Saturday 2 February 2019

Monitoring Growth

Cults, diseases, republicanism, COMMUNIST FERVOR, whatever - you gotta track the THING that grows within a host population because reasons:

Take your map - chunk it loosely. So, a city becomes a collection of district chunks, a kingdom regions, continent realms (if lots of small ones) or regions (e.g. East and West NotFrance). All chunks are assumed to be connected to adjacent chunks unless there's like, mountains and stuff in the way. You can work it out.

Pick a chunk to be ground zero - put a d6 there. This represents the presence of the thing.

Every [time interval, as dictated by scale - cities might be days, kingdoms weeks and continents months] roll all the dice on the map. Anywhere you roll max, up the dice size in that chunk AND all adjacent chunks, with those with no dice gaining a d4.

Dice Chain:
(change colour after the d10 tipping point)

0 -> d4 -> d6 -> d8 -> d10 -> d8 -> d6 -> d4 -> 1
(no presence)                                                           (whole population)

This nicely simulates the spread of something, at first struggling to spread but then hitting majority and landsliding.
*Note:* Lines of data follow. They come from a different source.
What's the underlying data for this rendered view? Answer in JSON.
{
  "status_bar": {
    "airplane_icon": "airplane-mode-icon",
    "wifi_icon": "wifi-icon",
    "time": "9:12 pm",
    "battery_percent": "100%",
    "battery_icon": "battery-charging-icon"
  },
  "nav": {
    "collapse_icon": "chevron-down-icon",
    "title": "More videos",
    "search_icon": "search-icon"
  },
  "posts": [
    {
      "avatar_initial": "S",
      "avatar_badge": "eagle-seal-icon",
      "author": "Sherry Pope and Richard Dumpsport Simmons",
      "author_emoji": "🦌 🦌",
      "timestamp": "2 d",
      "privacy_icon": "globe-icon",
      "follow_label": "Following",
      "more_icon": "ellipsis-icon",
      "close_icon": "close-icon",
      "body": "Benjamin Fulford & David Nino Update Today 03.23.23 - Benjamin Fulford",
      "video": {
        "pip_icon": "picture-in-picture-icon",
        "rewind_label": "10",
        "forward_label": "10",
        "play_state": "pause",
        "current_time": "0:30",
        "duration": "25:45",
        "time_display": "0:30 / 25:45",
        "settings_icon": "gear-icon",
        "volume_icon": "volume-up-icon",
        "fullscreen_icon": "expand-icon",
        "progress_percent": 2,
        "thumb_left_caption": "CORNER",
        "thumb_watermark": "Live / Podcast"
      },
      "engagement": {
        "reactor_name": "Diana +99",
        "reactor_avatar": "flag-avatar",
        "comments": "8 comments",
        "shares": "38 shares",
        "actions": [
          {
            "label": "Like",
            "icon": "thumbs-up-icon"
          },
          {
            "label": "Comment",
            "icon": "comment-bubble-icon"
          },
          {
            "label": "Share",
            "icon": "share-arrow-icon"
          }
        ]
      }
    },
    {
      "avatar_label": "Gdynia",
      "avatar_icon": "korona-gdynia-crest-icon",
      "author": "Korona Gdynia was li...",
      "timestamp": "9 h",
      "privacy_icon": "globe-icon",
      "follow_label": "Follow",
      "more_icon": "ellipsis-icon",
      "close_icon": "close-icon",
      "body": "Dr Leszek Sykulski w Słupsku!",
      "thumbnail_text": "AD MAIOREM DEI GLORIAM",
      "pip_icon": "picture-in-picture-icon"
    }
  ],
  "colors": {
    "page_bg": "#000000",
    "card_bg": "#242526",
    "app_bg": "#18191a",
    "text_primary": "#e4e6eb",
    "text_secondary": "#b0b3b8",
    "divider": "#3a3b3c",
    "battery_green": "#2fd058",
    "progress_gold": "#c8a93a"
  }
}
You can change up how virulent the thing is by increasing the range - so, the top 2 results, top 4 or whatever. This can also simulate activity by players/other parties to fight/bolster the spread, increasing or decreasing the margin of success.

You could also have things go backwards when you roll a minimum result - again, especially if people are actively doing things about it.